W tym artykule dowiesz się o:

Brazylia

- Reprezentacja Brazylii to gospodarz finałów, dlatego będą mieli zagwarantowany udział w turnieju finałowym. Mimo to drużyna z Kraju Kawy - moim zdaniem - i tak będzie faworytem grupy A. Bardzo możliwe, że podopieczni Bernando Rezende odpuszczą pierwszą część Ligi i zagrają wtedy zmiennicy. Mają pewną kwalifikację i dlatego mogą sobie na to pozwolić. Sądzę jednak, że nie będzie to problemem dla Brazylijczyków, ponieważ oni mają tak szeroki skład, iż bez problemu powinni i tak wygrywać.

- Reprezentacja Brazylii z pewnością będzie najmocniejsza przed własną publicznością. Jak na hali pojawi się te 20 tysięcy ludzi, którzy regularnie chodzą na mecze reprezentacji, to ich siatkarze powinni, a wręcz muszą wygrywać z każdym. Nawet jeśli wystąpi rezerwowy skład. Nie zdziwię się bowiem, jeśli Rezende wystawi jakąś kompletnie zaskakującą szóstkę.

Francja

- Z całą pewnością Francuzi podejdą z największą determinacją do Ligi Światowej. To jedyna drużyna z tej grupy, która nie zdołała się zakwalifikować do Igrzysk Olimpijskich. Jest to dla nich spora porażka i będą z pewnością chcieli się teraz przynajmniej w części zrehabilitować. Właśnie dlatego będą z całą pewnością walczyć z dużą determinacją.

- Reprezentacja Francji jest cały czas w przebudowie i myślę, że będziemy mogli zobaczyć na parkiecie kilku ciekawych zawodników.

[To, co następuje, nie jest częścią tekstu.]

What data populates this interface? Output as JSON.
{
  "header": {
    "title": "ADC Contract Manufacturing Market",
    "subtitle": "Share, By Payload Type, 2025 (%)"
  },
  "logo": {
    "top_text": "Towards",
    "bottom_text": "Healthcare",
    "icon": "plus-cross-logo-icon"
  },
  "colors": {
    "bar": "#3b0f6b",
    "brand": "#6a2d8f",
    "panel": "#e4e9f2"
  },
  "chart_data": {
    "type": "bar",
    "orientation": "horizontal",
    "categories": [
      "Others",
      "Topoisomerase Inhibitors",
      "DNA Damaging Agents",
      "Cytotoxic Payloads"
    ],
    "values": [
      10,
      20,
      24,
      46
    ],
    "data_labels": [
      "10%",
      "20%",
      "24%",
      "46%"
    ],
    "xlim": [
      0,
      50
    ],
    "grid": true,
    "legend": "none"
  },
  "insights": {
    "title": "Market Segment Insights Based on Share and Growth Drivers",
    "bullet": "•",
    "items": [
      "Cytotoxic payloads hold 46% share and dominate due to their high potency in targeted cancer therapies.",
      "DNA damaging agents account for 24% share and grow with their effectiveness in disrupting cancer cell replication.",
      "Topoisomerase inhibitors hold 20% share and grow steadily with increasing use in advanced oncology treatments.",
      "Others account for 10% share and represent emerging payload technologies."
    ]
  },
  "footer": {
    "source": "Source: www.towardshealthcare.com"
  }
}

Selekcjoner Philippe Blain słynie z tego, że daje zawsze szanse kilku młodym zawodnikom. To właśnie może być bardzo ciekawie, bo ci siatkarze zazwyczaj potrafili zaskoczyć. Oczywiście w całym składzie nie zabraknie takich gwiazd, jak choćby Stephane Antiga.

- Moim zdaniem Francuzi, właśnie z powodu, że nie zakwalifikowali się do Igrzysk Olimpijskich, będą obok Brazylii drugim faworytem tej grupy.

Serbia

- Wydaje mi się, że Serbia zdecydowanie odpuści sobie Ligę Światową. Oni nie jednokrotnie pokazali, że potrafią się przygotowywać jednorazowo do wielkich imprez, a taką z pewnością są Igrzyska Olimpijskie. Często nie byli stawiani w gronie ścisłych faworytów, a mimo to oni robili psikusy.

- Reprezentacja Serbii czyni stałe postępy. W jej składzie znajdują się choćby tacy zawodnicy, jak Nikola Grbic, czy Ivan Milijkovic, a to jest klasa sama w sobie. Oprócz nich jest Novica Bjelica, którzy przez ostatni sezon grał we Włoszech i również się bardzo dobrze prezentuje. To są zawodnicy, którzy współtworzą trzon reprezentacji Serbii, a cały skład tej drużyny wydaje się być bardzo ciekawy.

- Mimo tego mocnego składu uważam, że Serbia potraktuje ulgowo Ligę Światową i w tych rozgrywkach nie ma co na nich stawiać.

Wenezuela

- Reprezentacja Wenezueli to chyba największy znak zapytania i ciężko tu cokolwiek powiedzieć. Oni mogą być groźni u siebie, natomiast na wyjazdach nie prezentują takiego poziomu, żeby zagrozić innym rywalom.

- O sile Wenezuelczyków stanowi praktycznie jeden zawodnik, mówię o Ernando Gomezie, który zdecydowanie się wyróżnia ponad przeciętność. Pamiętam go jak grał w Panathinaikosie Ateny, gdzie się bardzo brylował. Ten atakujący ma 195 cm wzrostu, 355 cm zasięgu w ataku i 350 cm w bloku. Jest przy tym bardzo skuteczny. Pozostali reprezentanci Wenezueli to już jednak gracze dosyć anonimowi. Chociaż ten zespół stale się rozwija, to nie spodziewam się, żeby mógł osiągnąć jakiś znaczny sukces podczas tegorocznej Ligi Światowej, choć z pewnością postawa tej reprezentacji jest niewiadomą.